MUMBAI – The Reserve Bank of India’s (RBI) recent foreign currency swap initiatives are expected to unlock approximately $80 billion to $85 billion in foreign investment, according to market experts and financial analysts. This influx is anticipated across a multi-channel framework, including Foreign Currency Non-Resident (Bank) [FCNR(B)] deposits, External Commercial Borrowings (ECBs), and Overseas Foreign Currency Borrowings (OFCBs), as the nation seeks to bolster its external sector resilience.
The strategy has gained significant traction following the RBI’s June 2026 policy review. By absorbing hedging costs—estimated at roughly 3.5% per annum—the central bank has enabled Indian banks to offer significantly more competitive interest rates to Non-Resident Indians (NRIs), effectively narrowing the interest-rate gap between India and overseas markets.
Understanding the FCNR(B) Advantage
Foreign Currency Non-Resident Bank (FCNR) deposits are fixed-term accounts that allow NRIs, Persons of Indian Origin (PIOs), and Overseas Citizens of India (OCIs) to maintain their savings in foreign currencies, such as the US Dollar, British Pound, or Euro.
Unlike traditional rupee-denominated deposits, FCNR(B) accounts shield depositors from currency depreciation. Because both the principal and interest are held and repaid in the original foreign currency, depositors are fully protected from fluctuations in the Indian Rupee’s exchange rate. Furthermore, under current regulations, the interest earned on these deposits is exempt from income tax in India for eligible non-residents.
Strategic Impact of the 2026 Swap Window
The current window, which remains open until September 30, 2026, for FCNR(B) deposits, has been met with strong interest from the NRI diaspora in regions including Singapore, Hong Kong, West Asia, the United Kingdom, and the United States.
"The RBI’s decision to absorb the currency hedging cost has allowed banks to pass on the savings to depositors, with interest rates on USD deposits now hitting 6% to 7.1% per annum," noted a financial analyst familiar with the swap mechanism. This represents a significant premium over the yields offered by many comparable international alternatives, such as five-year US Treasuries, which currently yield approximately 4.3%.
Official Perspectives
Finance Ministry officials and public sector bank chiefs have confirmed that the initiatives are part of a broader effort to strengthen India's balance of payments and foreign exchange reserves. During recent consultations, bank leaders reported an accelerating trend in deposit mobilization, attributing the success to the suspension of interest rate ceilings and the attractive risk-adjusted returns offered under the new swap framework.

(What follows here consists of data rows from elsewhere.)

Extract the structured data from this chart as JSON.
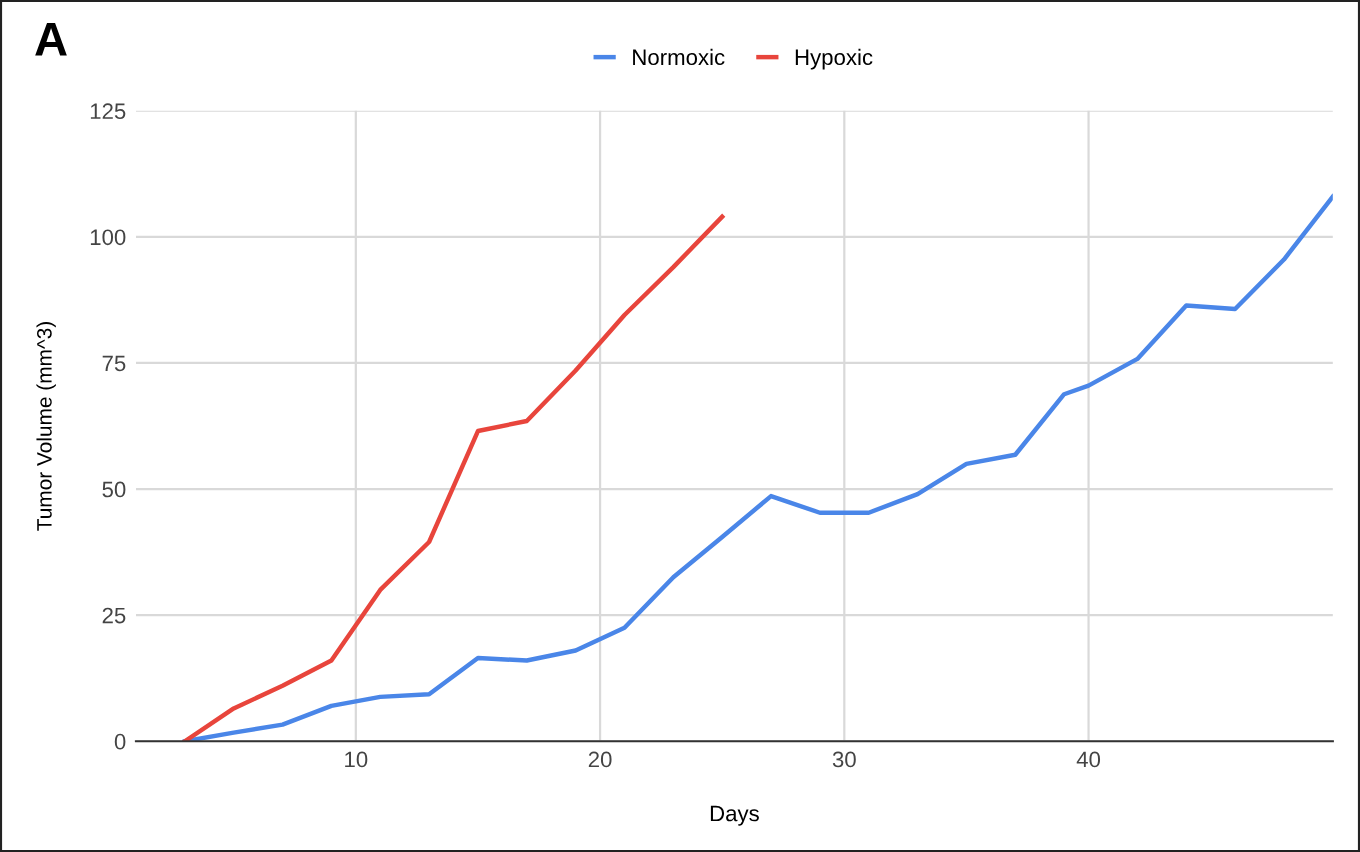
{
  "chart_data": {
    "type": "line",
    "title": "A",
    "xlabel": "Days",
    "ylabel": "Tumor Volume (mm^3)",
    "xlim": [
      1,
      50
    ],
    "xticks": [
      10,
      20,
      30,
      40
    ],
    "ylim": [
      0,
      125
    ],
    "yticks": [
      0,
      25,
      50,
      75,
      100,
      125
    ],
    "grid": true,
    "legend": "top",
    "line_style": "solid",
    "marker": "none",
    "series": [
      {
        "name": "Normoxic",
        "color": "#4a86e8",
        "x": [
          3,
          5,
          7,
          9,
          11,
          13,
          15,
          17,
          19,
          21,
          23,
          25,
          27,
          29,
          31,
          33,
          35,
          37,
          39,
          40,
          42,
          44,
          46,
          48,
          50
        ],
        "values": [
          0,
          1.7,
          3.3,
          7,
          8.8,
          9.3,
          16.5,
          16,
          18,
          22.5,
          32.5,
          40.5,
          48.6,
          45.3,
          45.3,
          49,
          55,
          56.8,
          68.8,
          70.5,
          75.8,
          86.4,
          85.7,
          95.5,
          108
        ]
      },
      {
        "name": "Hypoxic",
        "color": "#e8453c",
        "x": [
          3,
          5,
          7,
          9,
          11,
          13,
          15,
          17,
          19,
          21,
          23,
          25
        ],
        "values": [
          0,
          6.5,
          11,
          16,
          30,
          39.5,
          61.5,
          63.5,
          73.5,
          84.5,
          94,
          104
        ]
      }
    ]
  }
}
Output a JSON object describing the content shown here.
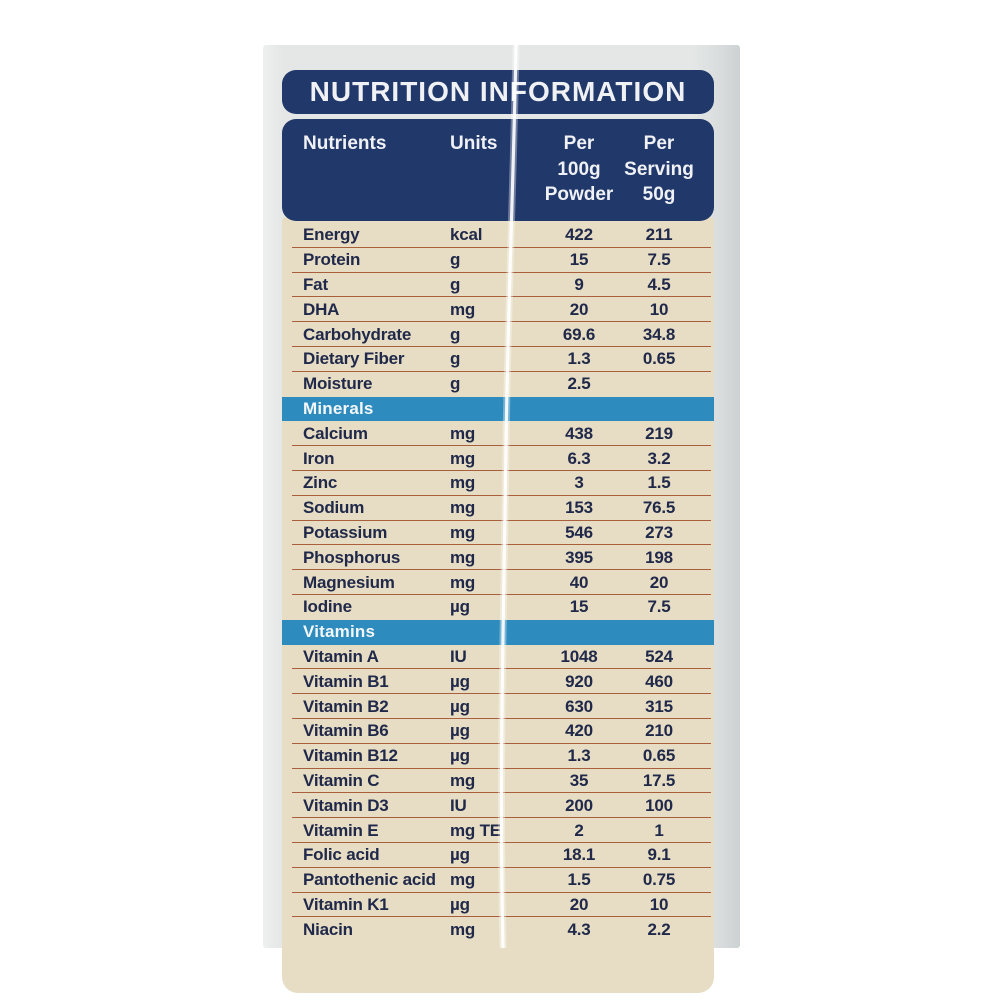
{
  "label": {
    "title": "NUTRITION INFORMATION",
    "columns": {
      "nutrients": "Nutrients",
      "units": "Units",
      "per_100g": "Per\n100g\nPowder",
      "per_serving": "Per\nServing\n50g"
    },
    "table": {
      "sections": [
        {
          "header": null,
          "rows": [
            {
              "name": "Energy",
              "unit": "kcal",
              "per100": "422",
              "serving": "211"
            },
            {
              "name": "Protein",
              "unit": "g",
              "per100": "15",
              "serving": "7.5"
            },
            {
              "name": "Fat",
              "unit": "g",
              "per100": "9",
              "serving": "4.5"
            },
            {
              "name": "DHA",
              "unit": "mg",
              "per100": "20",
              "serving": "10"
            },
            {
              "name": "Carbohydrate",
              "unit": "g",
              "per100": "69.6",
              "serving": "34.8"
            },
            {
              "name": "Dietary Fiber",
              "unit": "g",
              "per100": "1.3",
              "serving": "0.65"
            },
            {
              "name": "Moisture",
              "unit": "g",
              "per100": "2.5",
              "serving": ""
            }
          ]
        },
        {
          "header": "Minerals",
          "rows": [
            {
              "name": "Calcium",
              "unit": "mg",
              "per100": "438",
              "serving": "219"
            },
            {
              "name": "Iron",
              "unit": "mg",
              "per100": "6.3",
              "serving": "3.2"
            },
            {
              "name": "Zinc",
              "unit": "mg",
              "per100": "3",
              "serving": "1.5"
            },
            {
              "name": "Sodium",
              "unit": "mg",
              "per100": "153",
              "serving": "76.5"
            },
            {
              "name": "Potassium",
              "unit": "mg",
              "per100": "546",
              "serving": "273"
            },
            {
              "name": "Phosphorus",
              "unit": "mg",
              "per100": "395",
              "serving": "198"
            },
            {
              "name": "Magnesium",
              "unit": "mg",
              "per100": "40",
              "serving": "20"
            },
            {
              "name": "Iodine",
              "unit": "µg",
              "per100": "15",
              "serving": "7.5"
            }
          ]
        },
        {
          "header": "Vitamins",
          "rows": [
            {
              "name": "Vitamin A",
              "unit": "IU",
              "per100": "1048",
              "serving": "524"
            },
            {
              "name": "Vitamin B1",
              "unit": "µg",
              "per100": "920",
              "serving": "460"
            },
            {
              "name": "Vitamin B2",
              "unit": "µg",
              "per100": "630",
              "serving": "315"
            },
            {
              "name": "Vitamin B6",
              "unit": "µg",
              "per100": "420",
              "serving": "210"
            },
            {
              "name": "Vitamin B12",
              "unit": "µg",
              "per100": "1.3",
              "serving": "0.65"
            },
            {
              "name": "Vitamin C",
              "unit": "mg",
              "per100": "35",
              "serving": "17.5"
            },
            {
              "name": "Vitamin D3",
              "unit": "IU",
              "per100": "200",
              "serving": "100"
            },
            {
              "name": "Vitamin E",
              "unit": "mg TE",
              "per100": "2",
              "serving": "1"
            },
            {
              "name": "Folic acid",
              "unit": "µg",
              "per100": "18.1",
              "serving": "9.1"
            },
            {
              "name": "Pantothenic acid",
              "unit": "mg",
              "per100": "1.5",
              "serving": "0.75"
            },
            {
              "name": "Vitamin K1",
              "unit": "µg",
              "per100": "20",
              "serving": "10"
            },
            {
              "name": "Niacin",
              "unit": "mg",
              "per100": "4.3",
              "serving": "2.2"
            }
          ]
        }
      ]
    },
    "colors": {
      "header_navy": "#21386b",
      "section_band_blue": "#2d8bbe",
      "table_beige": "#e7ddc4",
      "divider_sienna": "#a2512e",
      "row_text": "#20294a",
      "header_text": "#eff1f4",
      "photo_strip_gray": "#e4e7e6"
    }
  }
}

While FCNR(B) deposits are eligible until September 30, 2026, other channels such as ECBs and OFCBs will remain under the concessional swap window until December 31, 2026, providing a longer runway for capital mobilization.
Why It Matters
For the NRI community, these deposits offer a rare combination of tax-efficient returns, sovereign-backed stability, and full repatriability of funds. For the broader Indian economy, the success of these schemes is vital for maintaining robust forex reserves and ensuring the stability of the external sector during periods of global financial volatility.
Key Facts at a Glance
Deposit Window: The RBI’s special swap facility for FCNR(B) deposits is available for fresh or renewed deposits booked between June 8, 2026, and September 30, 2026.
Eligibility: Only NRIs, PIOs, and OCIs are eligible to open FCNR(B) accounts.
Tax Benefits: Both the principal amount and the interest earned are exempt from income tax in India for eligible depositors.
Lock-in Period: Deposits carry a minimum tenor of three years and a maximum of five years, with a mandatory one-year lock-in period.
Frequently Asked Questions
Are FCNR(B) deposits directly offered by the RBI?
No. NRIs open these accounts with authorized commercial banks. The RBI’s role is to provide a swap facility to banks to manage currency risk, allowing them to offer better rates to customers.
Is my money safe in an FCNR(B) account?
The deposits are held with commercial banks. While the scheme is supported by the RBI’s policy framework, depositors should be aware that DICGC insurance in India covers only up to ₹5 lakh per depositor per bank.
Can I withdraw my money before the maturity date?
There is a mandatory one-year lock-in period. After one year, premature withdrawal may be permitted at the bank's discretion and as per their internal policies, which may include penalties.